Un beau bruit de moteur vient
polluer et, paradoxalement, entretenir cette distinguée ambiance. Mais, dans un
premier temps, personne ne le perçoit réellement, tant les deux chiards Braque
font marrer leur con de père. Quant aux deux autres, anesthésiés qu’ils sont,
un simple ronronnement, ajouté au doux roucoulement entretenu par les Braque,
ne suffit pas pour leur ouvrir un nouvel horizon. Mais, soudainement le moteur
se tait, et avec lui, les ricanements des gamins, les conneries du père et les onomatopées
des deux autres poivrots. Cette coupure sonore a en fait réveillé tous ces bons
clients. Mais, la suite prend du temps à se dessiner, à s’animer. Des portières
se sont bien ouvertes, mais rien n’a suivi pendant quelques dizaines de
secondes. Momo est accroché à la suite, les lèvres pendantes du poids de l’alcool
ingurgité depuis son réveil matinal accidentel, dû à sa chute depuis le lavabo
sur lequel il avait passé la nuit, cramponné au robinet, mais celui-ci lui a
pété dans les doigts !!! Séraphin allonge difficilement le cou de cinq
bons centimètres pour mieux apprécier la scène. Et les secondes passent sans
qu’évolue la situation ! Bob Dylan va pour pousser la chansonnette quand la
Sylvie jolie, de sa petite mais déjà rocailleuse voix, lui intime l’ordre de la
fermer ! Car, elle, elle a déjà entrevu, de son côté, un pied, nu, un
deuxième pied à son côté comme pour former la paire, puis une cheville,
l’autre, et très lentement les mollets puis les genoux, bardés de bandages…
toute cette chair emballée s’extirper délicatement du Scénic marron glacé. Le
suspens est presque à son comble. Johny,
à son tour, voit se dérouler, par une autre ouverture, le même spectacle
extraordinaire. Il en arrête de boire, avale son énorme gorgée aussi lentement
qu’une troisième paire de jambes, aux extrémités ornées de nombreuses
mignonettes poupées blanches, s’éjecte
du véhicule, à la vitesse supersonique d’un escargot en rut. Et les trois
propriétaires de ces membres délicatement déployés se dévoilent progressivement
jusqu’à se trouver totalement à l’air libre. Et quand il voit le premier se
mouvoir, le tronc incliné à une bonne trentaine de degrés vers l’avant, Momo ne
peut retenir un « Ooohh ! »
d’étonnement. Le second puis le troisième, tout en alternant grimace et large
sourire, avancent chaque jambe très précautionneusement, un peu plus incliné
que leur compère. Séraphin a du mal à retenir ses yeux globuleux qui
s’exorbitent. « Vise
ça ! » lance-t-il à Momo. « Morbleu ! »
répond celui-ci, « c’est quoi, ces
gars-là » ?!
Sébastien, Maxime et Charles
progressent très lentement, vers ce qui leur rappelle un poste de
ravitaillement, dans la douleur. Mais ça les amuse ! Entrecoupés de « Aie !! Ouille !! J’ai mal
partout ! J’ai mal au cul ! ...etc. » les rires de nos trois
visiteurs se rapprochent de la terrasse. Le spectacle est saisissant !

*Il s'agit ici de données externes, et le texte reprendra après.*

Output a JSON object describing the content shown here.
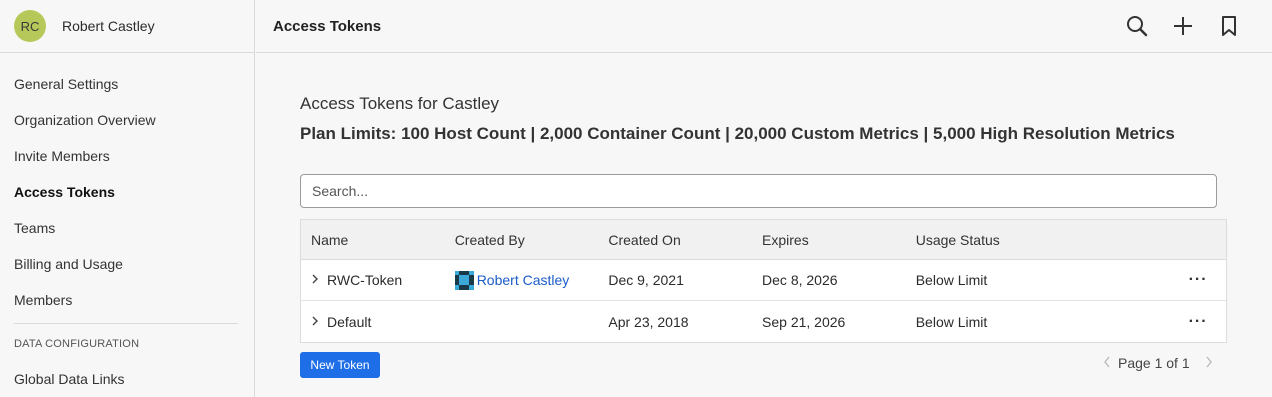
{
  "user": {
    "initials": "RC",
    "name": "Robert Castley"
  },
  "sidebar": {
    "items": [
      {
        "label": "General Settings",
        "active": false
      },
      {
        "label": "Organization Overview",
        "active": false
      },
      {
        "label": "Invite Members",
        "active": false
      },
      {
        "label": "Access Tokens",
        "active": true
      },
      {
        "label": "Teams",
        "active": false
      },
      {
        "label": "Billing and Usage",
        "active": false
      },
      {
        "label": "Members",
        "active": false
      }
    ],
    "section_label": "DATA CONFIGURATION",
    "section_items": [
      {
        "label": "Global Data Links"
      }
    ]
  },
  "header": {
    "title": "Access Tokens",
    "icons": [
      "search-icon",
      "plus-icon",
      "bookmark-icon"
    ]
  },
  "main": {
    "heading": "Access Tokens for Castley",
    "plan_limits": "Plan Limits: 100 Host Count | 2,000 Container Count | 20,000 Custom Metrics | 5,000 High Resolution Metrics",
    "search_placeholder": "Search..."
  },
  "table": {
    "columns": [
      "Name",
      "Created By",
      "Created On",
      "Expires",
      "Usage Status"
    ],
    "rows": [
      {
        "name": "RWC-Token",
        "created_by": "Robert Castley",
        "created_on": "Dec 9, 2021",
        "expires": "Dec 8, 2026",
        "usage_status": "Below Limit",
        "actions": "···"
      },
      {
        "name": "Default",
        "created_by": "",
        "created_on": "Apr 23, 2018",
        "expires": "Sep 21, 2026",
        "usage_status": "Below Limit",
        "actions": "···"
      }
    ]
  },
  "actions": {
    "new_token_label": "New Token"
  },
  "pagination": {
    "text": "Page 1 of 1"
  },
  "colors": {
    "accent": "#1e6ee8",
    "link": "#1a5cc8",
    "avatar": "#b7c85a"
  }
}
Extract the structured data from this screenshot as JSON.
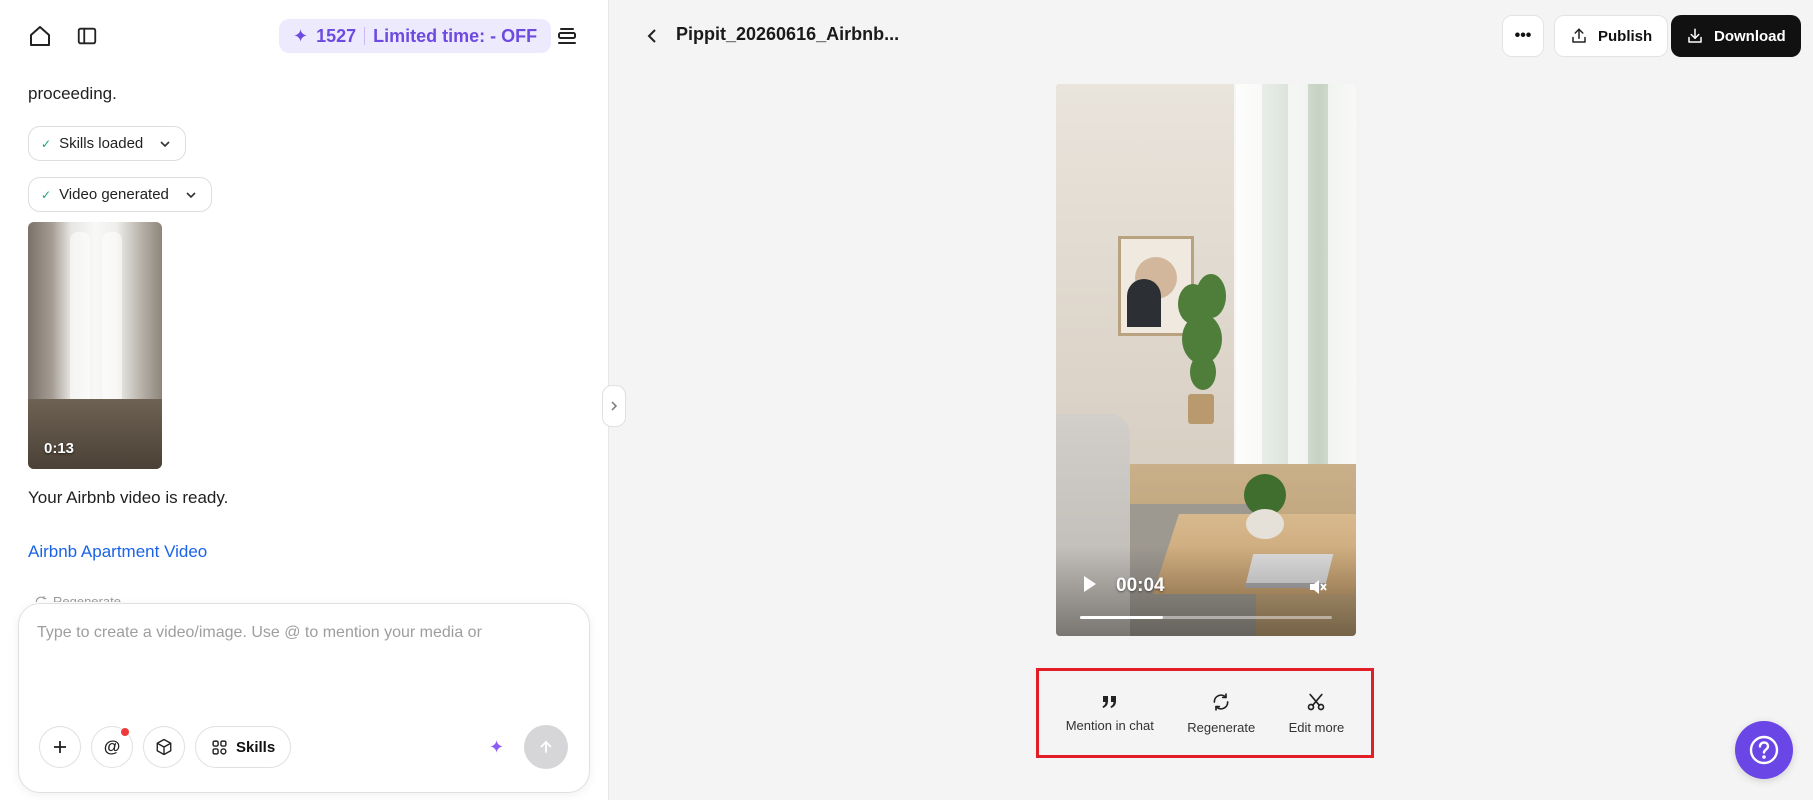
{
  "left_panel": {
    "promo": {
      "credits": "1527",
      "offer": "Limited time: - OFF"
    },
    "chat": {
      "truncated_text": "proceeding.",
      "status_pills": [
        {
          "label": "Skills loaded"
        },
        {
          "label": "Video generated"
        }
      ],
      "video_thumb": {
        "duration": "0:13"
      },
      "ready_message": "Your Airbnb video is ready.",
      "video_link": "Airbnb Apartment Video",
      "regenerate_label": "Regenerate"
    },
    "composer": {
      "placeholder": "Type to create a video/image. Use @ to mention your media or",
      "value": "",
      "skills_label": "Skills"
    }
  },
  "header": {
    "title": "Pippit_20260616_Airbnb...",
    "publish_label": "Publish",
    "download_label": "Download"
  },
  "player": {
    "time": "00:04",
    "progress": 0.33
  },
  "actions": [
    {
      "label": "Mention in chat",
      "icon": "quote-icon"
    },
    {
      "label": "Regenerate",
      "icon": "refresh-icon"
    },
    {
      "label": "Edit more",
      "icon": "scissors-icon"
    }
  ],
  "colors": {
    "accent": "#6d4ae0",
    "promo_bg": "#eeeafe",
    "link": "#1a63e8",
    "highlight_border": "#e11d26",
    "help_button": "#6a46e6",
    "download_bg": "#111111",
    "check": "#17a36b"
  }
}
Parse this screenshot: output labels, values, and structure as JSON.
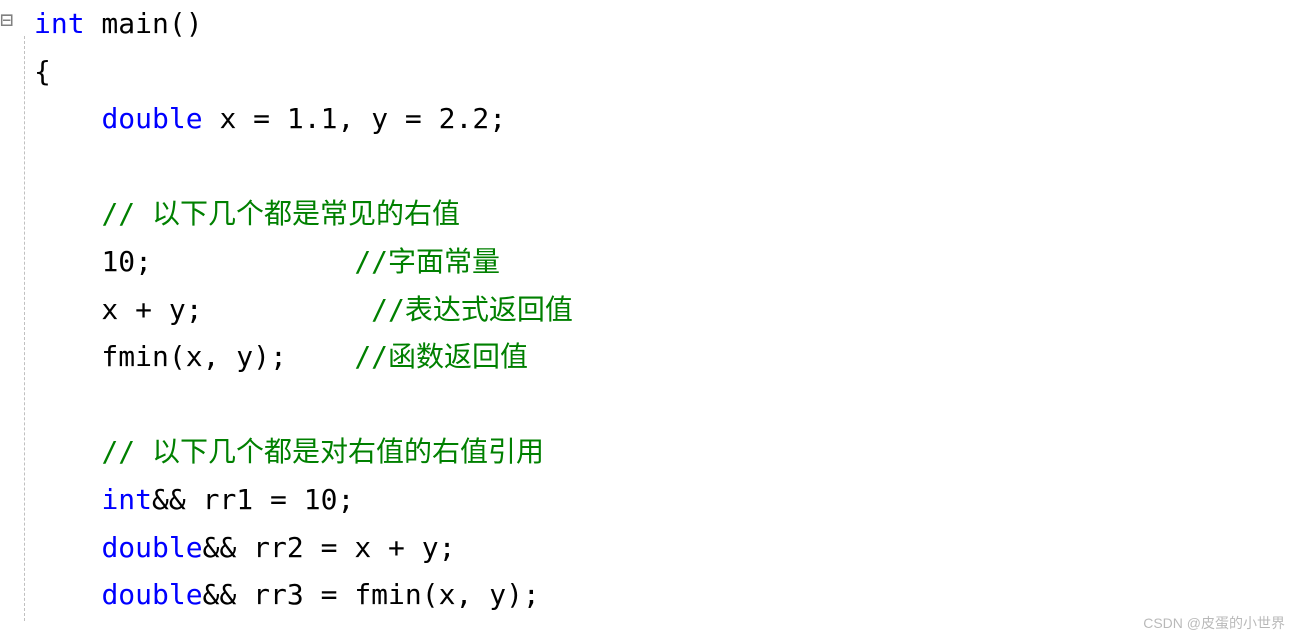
{
  "fold_marker": "⊟",
  "lines": {
    "l1": {
      "t1": "int",
      "t2": " main",
      "t3": "()"
    },
    "l2": {
      "t1": "{"
    },
    "l3": {
      "t1": "    ",
      "t2": "double",
      "t3": " x ",
      "t4": "=",
      "t5": " ",
      "t6": "1.1",
      "t7": ", ",
      "t8": "y ",
      "t9": "=",
      "t10": " ",
      "t11": "2.2",
      "t12": ";"
    },
    "l5": {
      "t1": "    ",
      "t2": "// 以下几个都是常见的右值"
    },
    "l6": {
      "t1": "    ",
      "t2": "10",
      "t3": ";",
      "t4": "            ",
      "t5": "//字面常量"
    },
    "l7": {
      "t1": "    x ",
      "t2": "+",
      "t3": " y",
      "t4": ";",
      "t5": "          ",
      "t6": "//表达式返回值"
    },
    "l8": {
      "t1": "    fmin",
      "t2": "(",
      "t3": "x",
      "t4": ", ",
      "t5": "y",
      "t6": ");",
      "t7": "    ",
      "t8": "//函数返回值"
    },
    "l10": {
      "t1": "    ",
      "t2": "// 以下几个都是对右值的右值引用"
    },
    "l11": {
      "t1": "    ",
      "t2": "int",
      "t3": "&&",
      "t4": " rr1 ",
      "t5": "=",
      "t6": " ",
      "t7": "10",
      "t8": ";"
    },
    "l12": {
      "t1": "    ",
      "t2": "double",
      "t3": "&&",
      "t4": " rr2 ",
      "t5": "=",
      "t6": " x ",
      "t7": "+",
      "t8": " y",
      "t9": ";"
    },
    "l13": {
      "t1": "    ",
      "t2": "double",
      "t3": "&&",
      "t4": " rr3 ",
      "t5": "=",
      "t6": " fmin",
      "t7": "(",
      "t8": "x",
      "t9": ", ",
      "t10": "y",
      "t11": ");"
    }
  },
  "watermark": "CSDN @皮蛋的小世界"
}
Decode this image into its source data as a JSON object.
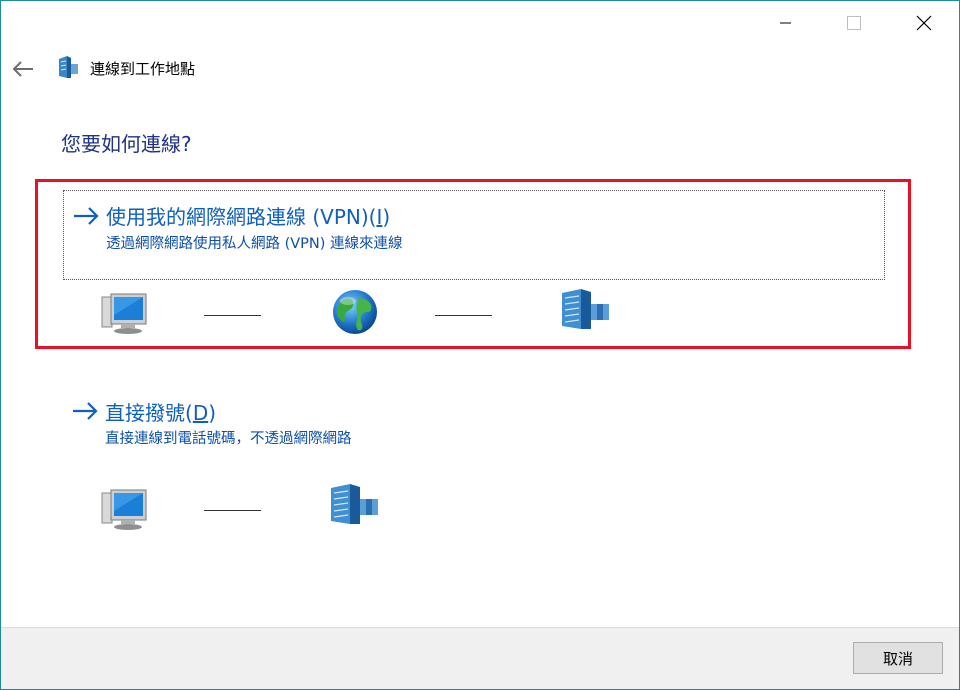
{
  "window": {
    "title": "連線到工作地點",
    "heading": "您要如何連線?"
  },
  "options": [
    {
      "title_main": "使用我的網際網路連線 (VPN)(",
      "accel": "I",
      "title_end": ")",
      "description": "透過網際網路使用私人網路 (VPN) 連線來連線"
    },
    {
      "title_main": "直接撥號(",
      "accel": "D",
      "title_end": ")",
      "description": "直接連線到電話號碼，不透過網際網路"
    }
  ],
  "footer": {
    "cancel_label": "取消"
  },
  "colors": {
    "heading": "#1e3287",
    "link": "#0e5fbe",
    "highlight_border": "#e81123",
    "window_border": "#1e8a9e"
  },
  "icons": {
    "back": "arrow-left-icon",
    "wizard": "workplace-building-icon",
    "computer": "computer-monitor-icon",
    "internet": "globe-icon",
    "workplace": "office-building-icon",
    "option_arrow": "arrow-right-icon"
  }
}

Incapables d’avancer les membres plus rapidement, ces gars semblent avoir
chevauché sans arrêt depuis des jours, et paradoxalement, bien entendu, ils
piaffent… de rire ! Le public en a donc pour son prix. Malheureusement,
cette scène aurait mérité ce que dans le temps on avait coutume d’appeler le
carré blanc ou plus récemment un petit « 12 ans » ! Car les spectateurs
présents ne semblent pas saisir le côté dramatique de cette situation
comique ! Et pour ajouter une touche de couleur, Johny entonne, toutefois
discrètement, un « Court plus vite,
Charly… ». Quant à Momo, délicatement, comme à son habitude, il ne
peut s’empêcher de demander à son pote : ce qu’à son avis « ils pouvaient bien faire dans leur
grande bagnole pour avoir mal au cul comme ça » ?!
Quand, après dix minutes d’un
cheminement douloureux, tout de contorsions et d’arrêts constitué, les trois
nouveaux venus parviennent à poser leur postérieur sur une de ces chaises fixée
au sol, ils entament un langoureux et curieux striptease, tant cette épreuve
leur a parue éprouvante et calorifique. Aux yeux des habitués du lieu et à
juste raison, les membres supérieurs ne paraissent pas en meilleure forme que
les jambes. Pourtant, ils vont de surprise en surprise. Et les mots leur manquent
définitivement lorsqu’ils découvrent trois marcels verts fluo laissant déborder
des montagnes de muscles !!
En attendant leurs trois
chocolats chauds, les trois champions ne tiennent pas en place. Ces corps,
pourtant impeccablement sculptés, sont endoloris à l’extrême. Mais curieusement,
ils continuent à en rire. Et chaque mouvement de pied, ou de toute autre partie
du corps, prend un temps infini. Mais le mal être est tel qu’il faut changer de
pose dès qu’on pense en avoir trouvé une correcte.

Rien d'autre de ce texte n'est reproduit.